Yet another problem with substr

**manasij7479** · 05-25-2011

I'm writing a lexer to generate a list of tokens from a std::string..
The string called section is not getting the values it should...(if there is nothing else wrong)..
The code is as follows...the problem(almost surely) is at the bold regions..

Code:

#include "lexer.h"
#include "token.h"
#include <iterator>
#include <string>
//#include <iostream>
//using std::cout;
using std::list;
using std::string;
list<token> tokenize(string s)
{
    list<token> lt;
    string::iterator sit;
    enum State {nil,num,ifr,sym} state(nil);
        //^nothing,number,identifier,other single char symbols
    for(sit=s.begin();sit!=s.end();sit++)
    {
        static int start,length;
        static char cur; //current char
        static string section; //substr'ed string
        static bool uniflag(false);
            //If a section is ready to be pushed_back
        cur = *sit;
        if(cur>='0'&&cur<='9')
        {
            if(state==nil)
            {
                state=num;
                start = sit - s.begin();
            }
            else if(state==ifr)
            {
                state=num;
                
                length=sit - s.begin() - start ;
                section = s.substr(start,length);
                start = sit - s.begin();
                uniflag = true;
            }

        }
        else if(cur>='a'&&cur<='z')
        {
            if(state==nil)
            {
                state=ifr;
                start = sit - s.begin();
            }
            else if(state==num)
            {
                state=ifr;
                
                length=sit - s.begin() - start;
                section = s.substr(start,length);       
                start = sit - s.begin();
                uniflag = true;
            }


        }
        else
        {
            state = sym;
            section = cur;
            uniflag = true;
        }

        if(uniflag==true)
        {
//            cout<<'\n'<<section<<'\n';
            lt.push_back(token(section));
        }

    }

    return lt;
}

**tabstop** · 05-25-2011

So if length = start - start, I'm guessing that is always going to be 0. You probably want to compute the length using the old value of start, meaning you should compute length first then reset start to the start of the new token.

**manasij7479** · 05-25-2011

Did so...edited the original...but same problem remains...
i.e...'section' still isn't getting anything but garbage..

**tabstop** · 05-25-2011

I kind of hoped you would fix length in the obvious way, but I should have said: WTF are you using sit.begin()? Get it out, get it out! Where you are minus where the token started, not where the string started.

**manasij7479** · 05-25-2011

...I'm somewhat lost again...
Please explain that again...
I never used sit.begin()..
and why would

Code:

sit - s.begin() - start ;

//..contain the address of (minus where the token started) ?

**tabstop** · 05-25-2011

EDIT: Previous stuff gone.

start is an int, not an iterator. That's what I was missing.
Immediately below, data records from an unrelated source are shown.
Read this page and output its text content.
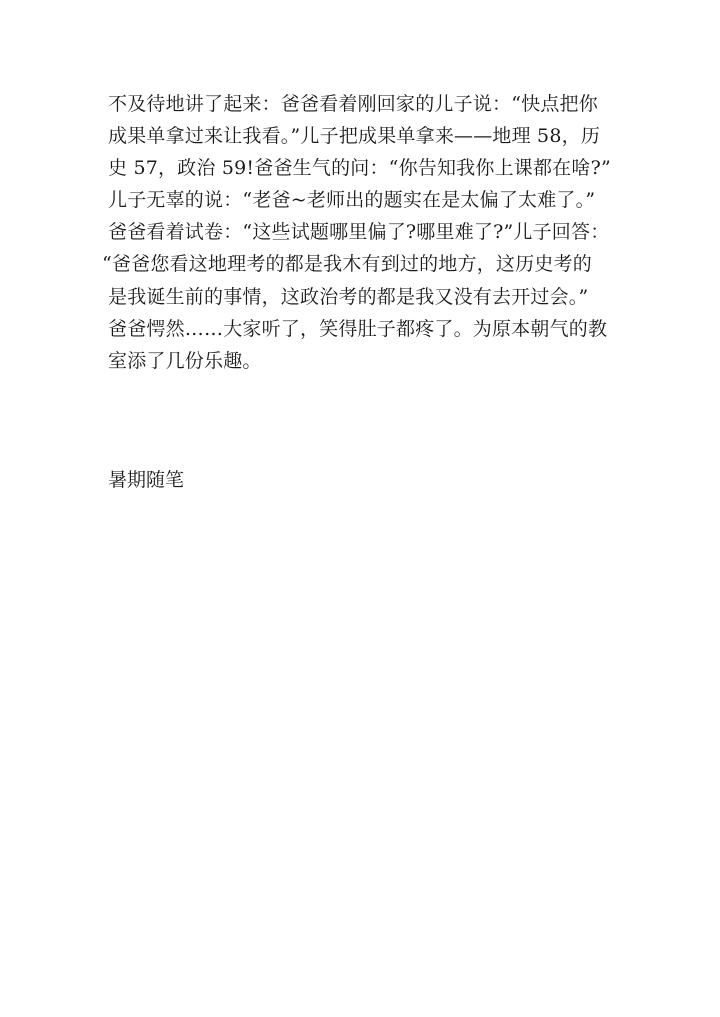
不及待地讲了起来：爸爸看着刚回家的儿子说：“快点把你
成果单拿过来让我看。”儿子把成果单拿来——地理 58，历
史 57，政治 59!爸爸生气的问：“你告知我你上课都在啥?”
儿子无辜的说：“老爸~老师出的题实在是太偏了太难了。”
爸爸看着试卷：“这些试题哪里偏了?哪里难了?”儿子回答：
“爸爸您看这地理考的都是我木有到过的地方，这历史考的
是我诞生前的事情，这政治考的都是我又没有去开过会。”
爸爸愕然……大家听了，笑得肚子都疼了。为原本朝气的教
室添了几份乐趣。
暑期随笔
Your sym case is broken, since it doesn't reset things (or, if it's the first case, set things). Hard to tell what's up with the rest but will keep looking. Sorry about the bogus stuff that was here earlier.

**tabstop** · 05-25-2011

Also: why all the static variables?

**manasij7479** · 05-25-2011

...I was not sure ..if the repeated running of the for loop would try to declare the variables again and again....Would it?

*fixed the sym case*
I was also missing the condition about what happens when it reaches the end of input,...
Debugging it now..(there still seems to be a problem with the 'ifr' case...)..the output of "a+10b=99" is coming [+,+,+,+,10,=,=,=,99]

**whiteflags** · 05-25-2011

..if the repeated running of the for loop would try to declare the variables again and again....Would it?

Yes, and I'm not sure why this is a problem. If you don't want a variable to be redefined with every iteration the answer is to declare such a variable before the loop, extending its scope. Changing the variable's lifetime semantics with static is unnecessary and may actually introduce weird side effects.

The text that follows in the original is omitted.